Review: Goodbye Tsugumi by Banana Yoshimoto

Title: Goodbye Tsugumi
Author: Banana Yoshimoto
Obtained: borrowed from library || image from google image search
Publisher: Grove Press
Rating: 4/5
Read for: Japanese Lit Challenge 4


Maria Shirakawa is a thoughtful young woman thrown by family circumstance (her parents never married; with her mother, she is waiting for her father’s divorce from his current wife) into growing up with her cousin, Tsugumi Yamamoto, in her aunt and uncle’s small inn. Tsugumi, who is chronically ill, possesses a mischievous charm that both maddens and amuses her family. As Maria describes Tsugumi: “She was malicious, she was rude, she had a foul mouth, she was selfish, she was horribly spoiled, and to top it all off she was brilliantly sneaky.” Tsugumi’s tenuous health seems to free her from the behavioral norms that govern Maria and Tsugumi’s long-suffering older sister, Yoko, allowing her to curse, flirt with boys, concoct elaborate pranks and shock adults in a way Maria resents, envies and admires.
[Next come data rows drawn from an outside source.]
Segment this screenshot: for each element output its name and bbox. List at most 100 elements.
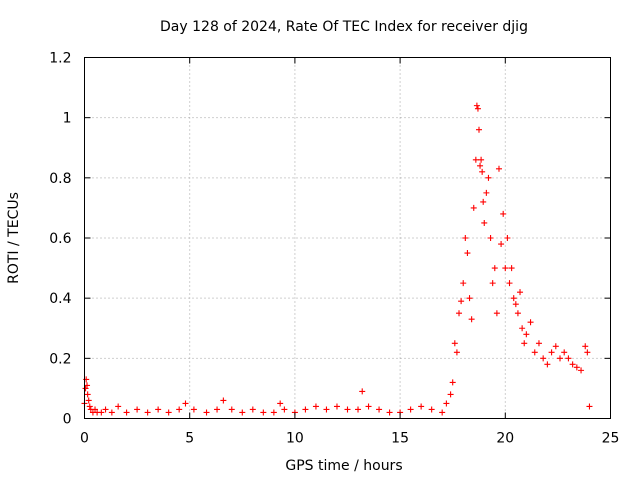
data-point	[144, 409, 151, 416]
x-tick-label: 20	[496, 431, 514, 447]
data-point	[249, 406, 256, 413]
y-tick-label: 1	[63, 111, 72, 127]
data-point	[498, 241, 505, 248]
data-point	[468, 316, 475, 323]
point-layer	[81, 102, 593, 416]
data-point	[214, 406, 221, 413]
data-point	[447, 391, 454, 398]
data-point	[506, 280, 513, 287]
data-point	[519, 325, 526, 332]
data-point	[480, 198, 487, 205]
data-point	[514, 310, 521, 317]
data-point	[333, 403, 340, 410]
data-point	[376, 406, 383, 413]
data-point	[500, 210, 507, 217]
data-point	[561, 349, 568, 356]
data-point	[443, 400, 450, 407]
data-point	[495, 165, 502, 172]
y-tick-label: 1.2	[49, 51, 71, 67]
data-point	[312, 403, 319, 410]
y-tick-label: 0.6	[49, 231, 71, 247]
data-point	[493, 310, 500, 317]
data-point	[504, 235, 511, 241]
data-point	[102, 406, 109, 413]
data-point	[449, 379, 456, 386]
data-point	[489, 280, 496, 287]
data-point	[270, 409, 277, 416]
data-point	[535, 340, 542, 347]
data-point	[531, 349, 538, 356]
data-point	[281, 406, 288, 413]
data-point	[115, 403, 122, 410]
data-point	[355, 406, 362, 413]
data-point	[239, 409, 246, 416]
data-point	[439, 409, 446, 416]
data-point	[478, 156, 485, 163]
data-point	[479, 168, 486, 175]
data-point	[470, 204, 477, 211]
x-tick-label: 15	[391, 431, 409, 447]
y-tick-label: 0.2	[49, 351, 71, 367]
data-point	[84, 391, 91, 398]
data-point	[134, 406, 141, 413]
data-point	[418, 403, 425, 410]
y-tick-label: 0.8	[49, 171, 71, 187]
data-point	[464, 250, 471, 257]
data-point	[451, 340, 458, 347]
data-point	[510, 295, 517, 302]
data-point	[428, 406, 435, 413]
y-axis-label: ROTI / TECUs	[6, 192, 22, 284]
y-tick-label: 0.4	[49, 291, 71, 307]
data-point	[517, 289, 524, 296]
data-point	[165, 409, 172, 416]
x-tick-label: 25	[602, 431, 620, 447]
data-point	[472, 156, 479, 163]
data-point	[548, 349, 555, 356]
data-point	[190, 406, 197, 413]
data-point	[474, 105, 481, 112]
data-point	[586, 403, 593, 410]
data-point	[344, 406, 351, 413]
data-point	[473, 102, 480, 109]
y-tick-label: 0	[63, 412, 72, 428]
data-point	[84, 382, 91, 389]
data-point	[508, 265, 515, 272]
data-point	[540, 355, 547, 362]
data-point	[552, 343, 559, 350]
chart-title: Day 128 of 2024, Rate Of TEC Index for r…	[160, 19, 528, 35]
data-point	[544, 361, 551, 368]
data-point	[460, 280, 467, 287]
tick-layer: 0 5 10 15 20 25 0 0.2 0.4 0.6 0.8 1 1.2	[49, 51, 619, 447]
data-point	[485, 174, 492, 181]
data-point	[92, 406, 99, 413]
data-point	[407, 406, 414, 413]
data-point	[302, 406, 309, 413]
x-axis-label: GPS time / hours	[285, 458, 402, 474]
data-point	[86, 403, 93, 410]
data-point	[582, 343, 589, 350]
data-point	[359, 388, 366, 395]
data-point	[82, 385, 89, 392]
data-point	[108, 409, 115, 416]
data-point	[462, 235, 469, 241]
data-point	[527, 319, 534, 326]
data-point	[476, 126, 482, 133]
data-point	[569, 361, 576, 368]
data-point	[365, 403, 372, 410]
data-point	[386, 409, 393, 416]
data-point	[456, 310, 463, 317]
data-point	[277, 400, 284, 407]
data-point	[453, 349, 460, 356]
data-point	[182, 400, 189, 407]
data-point	[483, 189, 490, 196]
data-point	[557, 355, 564, 362]
data-point	[260, 409, 267, 416]
data-point	[98, 409, 105, 416]
x-tick-label: 5	[185, 431, 194, 447]
data-point	[228, 406, 235, 413]
data-point	[491, 265, 498, 272]
data-point	[155, 406, 162, 413]
data-point	[477, 162, 484, 169]
data-point	[521, 340, 528, 347]
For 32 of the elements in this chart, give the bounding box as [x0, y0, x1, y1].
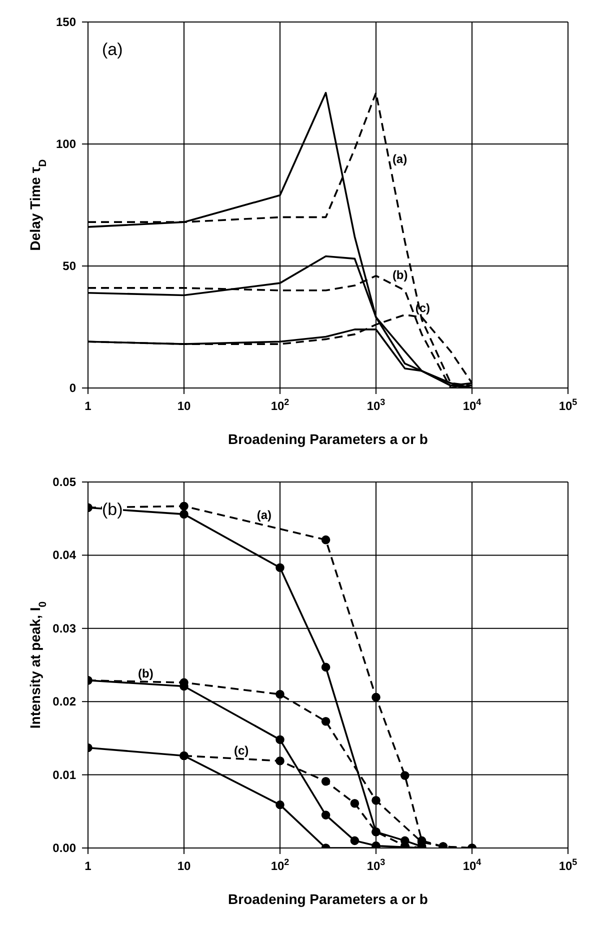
series-label: (a) — [392, 152, 408, 166]
series-label: (c) — [234, 743, 249, 758]
y-tick-label: 0.00 — [52, 841, 76, 855]
y-tick-label: 0 — [69, 381, 76, 395]
x-tick-label: 10$^{3}$ — [366, 397, 386, 413]
y-tick-label: 0.03 — [52, 621, 76, 636]
annotation: (a) — [102, 40, 123, 60]
x-tick-label: 10$^{5}$ — [558, 397, 578, 413]
x-tick-label: 10$^{2}$ — [270, 857, 290, 873]
series-label: (c) — [415, 301, 430, 316]
x-tick-label: 10$^{5}$ — [558, 857, 578, 873]
y-tick-label: 0.01 — [52, 768, 76, 782]
x-tick-label: 1 — [84, 859, 92, 873]
x-tick-label: 10 — [177, 399, 191, 413]
x-tick-label: 10$^{3}$ — [366, 857, 386, 873]
x-tick-label: 10$^{4}$ — [462, 857, 482, 873]
series-label: (b) — [138, 666, 154, 680]
x-tick-label: 10 — [177, 859, 191, 873]
y-tick-label: 50 — [62, 259, 76, 273]
annotation: (b) — [102, 500, 123, 520]
x-tick-label: 10$^{2}$ — [270, 397, 290, 413]
x-axis-title: Broadening Parameters a or b — [228, 891, 428, 907]
x-tick-label: 10$^{4}$ — [462, 397, 482, 413]
y-tick-label: 0.02 — [52, 694, 76, 709]
y-tick-label: 0.04 — [52, 548, 76, 562]
y-tick-label: 150 — [56, 15, 76, 29]
x-axis-title: Broadening Parameters a or b — [228, 431, 428, 447]
series-label: (a) — [256, 508, 272, 522]
x-tick-label: 1 — [84, 399, 92, 413]
series-label: (b) — [392, 268, 408, 282]
y-tick-label: 100 — [56, 137, 76, 151]
y-tick-label: 0.05 — [52, 475, 76, 489]
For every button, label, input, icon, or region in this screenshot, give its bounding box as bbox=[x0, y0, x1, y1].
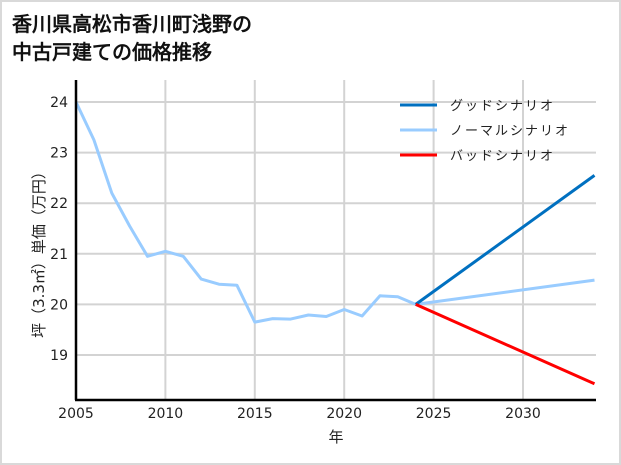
chart-title-line-1: 香川県高松市香川町浅野の bbox=[12, 12, 252, 36]
y-tick-label: 22 bbox=[50, 196, 68, 212]
series-line-2 bbox=[415, 303, 596, 386]
legend-label: グッドシナリオ bbox=[450, 99, 555, 114]
y-tick-label: 20 bbox=[50, 297, 68, 313]
data-series bbox=[74, 101, 596, 386]
legend-label: バッドシナリオ bbox=[450, 149, 555, 164]
series-line-0 bbox=[74, 101, 595, 324]
y-tick-label: 23 bbox=[50, 146, 68, 162]
y-tick-label: 21 bbox=[50, 247, 68, 263]
y-axis-label: 坪（3.3㎡）単価（万円） bbox=[30, 164, 48, 338]
y-tick-label: 24 bbox=[50, 95, 68, 111]
x-tick-label: 2010 bbox=[148, 406, 184, 422]
tick-labels: 19 20 21 22 23 24 2005 2010 2015 2020 2025 2030 bbox=[50, 95, 541, 422]
x-tick-label: 2015 bbox=[237, 406, 273, 422]
x-axis-label: 年 bbox=[328, 428, 343, 446]
x-tick-label: 2025 bbox=[416, 406, 452, 422]
legend-label: ノーマルシナリオ bbox=[450, 124, 570, 139]
x-tick-label: 2005 bbox=[58, 406, 94, 422]
x-tick-label: 2020 bbox=[326, 406, 362, 422]
chart-title: 香川県高松市香川町浅野の 中古戸建ての価格推移 bbox=[12, 10, 252, 66]
y-tick-label: 19 bbox=[50, 348, 68, 364]
axes bbox=[74, 80, 596, 402]
chart-title-line-2: 中古戸建ての価格推移 bbox=[12, 40, 212, 64]
series-line-1 bbox=[414, 174, 596, 306]
x-tick-label: 2030 bbox=[505, 406, 541, 422]
grid-lines bbox=[76, 80, 596, 400]
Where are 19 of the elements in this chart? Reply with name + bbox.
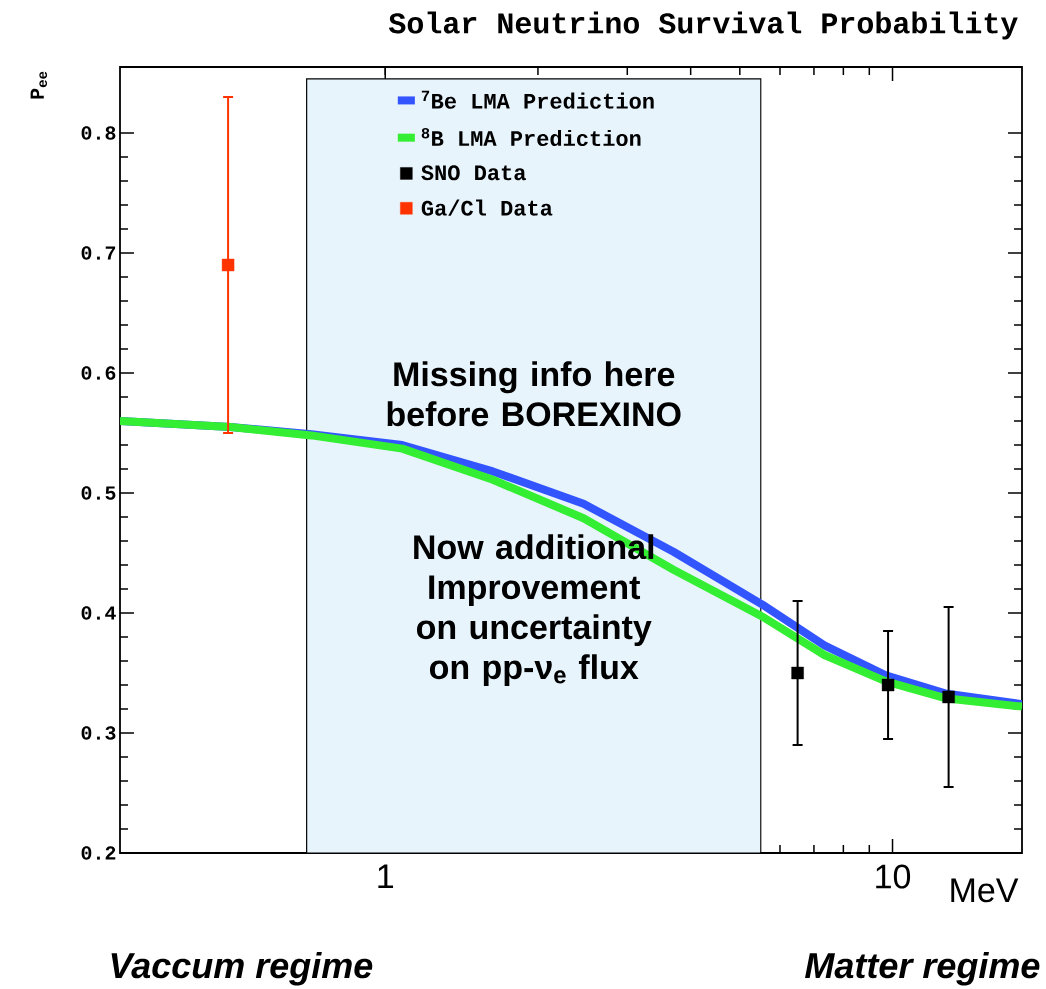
y-tick-label: 0.2 [81,846,116,860]
y-tick-label: 0.6 [81,366,116,380]
chart-title: Solar Neutrino Survival Probability [388,11,1018,40]
legend-label: $^{8}$B LMA Prediction [421,128,641,147]
y-tick-label: 0.8 [81,126,116,140]
legend-label: SNO Data [421,165,526,181]
y-tick-label: 0.7 [81,246,116,260]
legend-label: Ga/Cl Data [421,199,553,216]
x-tick-label: 1 [378,864,394,888]
y-tick-label: 0.5 [81,486,116,500]
legend-label: $^{7}$Be LMA Prediction [421,90,654,109]
text: Vaccum regime [111,951,373,986]
y-tick-label: 0.4 [81,606,116,620]
x-axis-title: MeV [951,878,1019,903]
y-tick-label: 0.3 [81,726,116,740]
text: Matter regime [805,951,1040,986]
y-axis-title: P$_{ee}$ [30,71,48,99]
x-tick-label: 10 [876,864,911,889]
annotation: Missing info here before BOREXINO [387,361,681,427]
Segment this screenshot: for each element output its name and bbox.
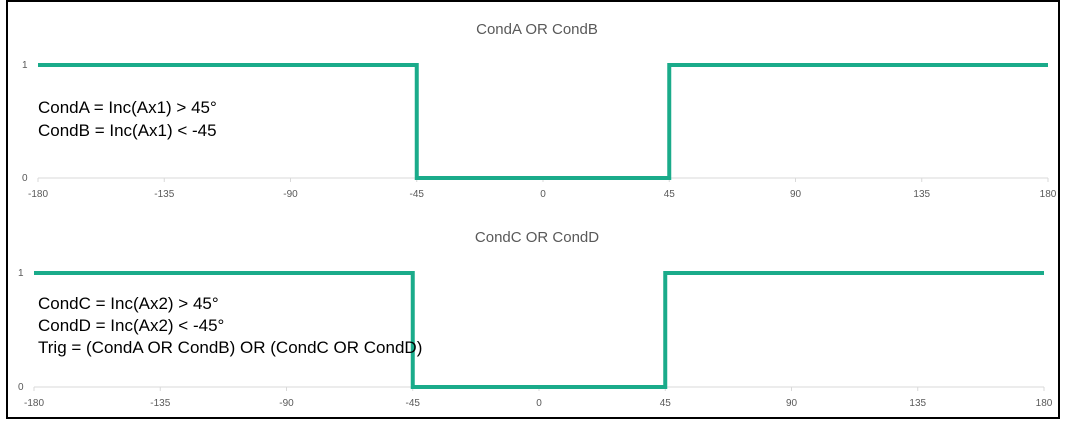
chart-2-annotation-trig: Trig = (CondA OR CondB) OR (CondC OR Con… <box>38 338 422 357</box>
chart-1-title: CondA OR CondB <box>476 21 598 38</box>
chart-1-x-tick-label: -90 <box>283 189 298 200</box>
chart-2-x-tick-label: -135 <box>150 398 170 409</box>
chart-1-x-ticks: -180 -135 -90 -45 0 45 90 135 180 <box>28 178 1057 200</box>
chart-2: CondC OR CondD -180 -135 -90 -45 0 45 90 135 180… <box>18 229 1053 409</box>
chart-2-x-tick-label: -90 <box>279 398 294 409</box>
chart-2-x-tick-label: 0 <box>536 398 542 409</box>
chart-2-x-tick-label: 180 <box>1036 398 1053 409</box>
chart-2-x-tick-label: 90 <box>786 398 798 409</box>
chart-1-y-tick-label: 0 <box>22 173 28 184</box>
chart-2-x-tick-label: 45 <box>660 398 672 409</box>
chart-1-x-tick-label: 0 <box>540 189 546 200</box>
chart-1-annotation-conda: CondA = Inc(Ax1) > 45° <box>38 98 217 117</box>
chart-2-x-ticks: -180 -135 -90 -45 0 45 90 135 180 <box>24 387 1053 409</box>
chart-1-x-tick-label: -135 <box>154 189 174 200</box>
chart-2-x-tick-label: -180 <box>24 398 44 409</box>
chart-1-x-tick-label: -180 <box>28 189 48 200</box>
chart-1-y-tick-label: 1 <box>22 60 28 71</box>
chart-1-y-ticks: 01 <box>22 60 28 184</box>
chart-2-y-tick-label: 0 <box>18 382 24 393</box>
chart-1: CondA OR CondB -180 -135 -90 -45 0 45 90 135 180… <box>22 21 1057 200</box>
chart-1-x-tick-label: 180 <box>1040 189 1057 200</box>
chart-2-y-ticks: 01 <box>18 268 24 393</box>
chart-1-x-tick-label: 45 <box>664 189 676 200</box>
chart-2-x-tick-label: 135 <box>909 398 926 409</box>
chart-2-series-line <box>34 271 1044 389</box>
chart-2-annotation-condc: CondC = Inc(Ax2) > 45° <box>38 294 219 313</box>
chart-1-series-line <box>38 63 1048 180</box>
chart-2-title: CondC OR CondD <box>475 229 599 246</box>
chart-1-x-tick-label: -45 <box>410 189 425 200</box>
chart-1-x-tick-label: 135 <box>913 189 930 200</box>
chart-1-annotation-condb: CondB = Inc(Ax1) < -45 <box>38 121 217 140</box>
chart-2-y-tick-label: 1 <box>18 268 24 279</box>
chart-frame <box>6 0 1060 419</box>
chart-2-annotation-condd: CondD = Inc(Ax2) < -45° <box>38 316 224 335</box>
chart-2-x-tick-label: -45 <box>406 398 421 409</box>
chart-1-x-tick-label: 90 <box>790 189 802 200</box>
Eventually, Maria’s parents are united and she leaves to attend university in Tokyo, returning for a final summer during which the inn is being demolished, and this provides Yoshimoto with all the plot she needs to explore the difficult but affectionate bond between the cousins. (

On the Cover

I love the cover. Love, love, love. The above image is the exact cover on the book I borrowed from the library. The colors, despite the blurriness, are so vibrant. The red and blue stand out so sharply against the soft beiges in the background. The image’s blurriness brings to mind an image in a memory–memories are rarely clear, but some things really stand out, much like the red and blues in the image. The girl walking across what looks like a beach is also relevant to the story, since the story takes place at a sea-side inn.

The Plot

I tried so hard to like Tsugumi. I really did. I wanted to like her as much as Maria did, but Tsugumi was mean for the sake of being mean, and she hid behind her illness, which makes it all worse. Really, I could understand forgiveness to a point–Tsugumi was a brat, especially when she was stuck in bed, but aren’t we all?

What I really thought was unforgiveable was her prank on Maria concerning her grandfather. Tsugumi pushes the bounds too far and despite apologizing, she still laughs in Maria’s face. I understand that Tsugumi is family, and sometimes we forgive and overlook things that you wouldn’t with others, but I guess I’m just not that tolerant, even when the person in question is ill.

I did, however, adore Yoko. She was pushed to the background so much that sometimes it didn’t feel like she was Tsugumi’s sister, but someone who had just a walk-on part in a play. But I liked her. She was honest and a true friend to Maria.

I think what bothered me most was Maria’s adoration of Tsugumi. Despite everything Tsugumi does to Maria, Maria still finds room to admire her. She constantly talks about how much life Tsugumi has; how much energy and passion. I just couldn’t get over how much I hated her. I did admire Maria, though, for her forgiveness. She eventually forgives Tsugumi for all the nasty things she does. it’s a strength I lack, I guess.

Overall, I really enjoyed this book. I just couldn’t get past Tsugumi’s hateful attitude, despite how beautiful she is. The book itself is well-written. The complicated relationship between Maria and Tsugumi is conveyed so well that sometimes it’s like Maria is sitting beside you, telling you stories of Tsugumi’s antics; of her bravery and strength, sometimes even her rage. But what interested me most of all was how, despite everything Tsugumi does, how gullible she thinks Maria is, Maria often seems to know what Tsugumi is thinking.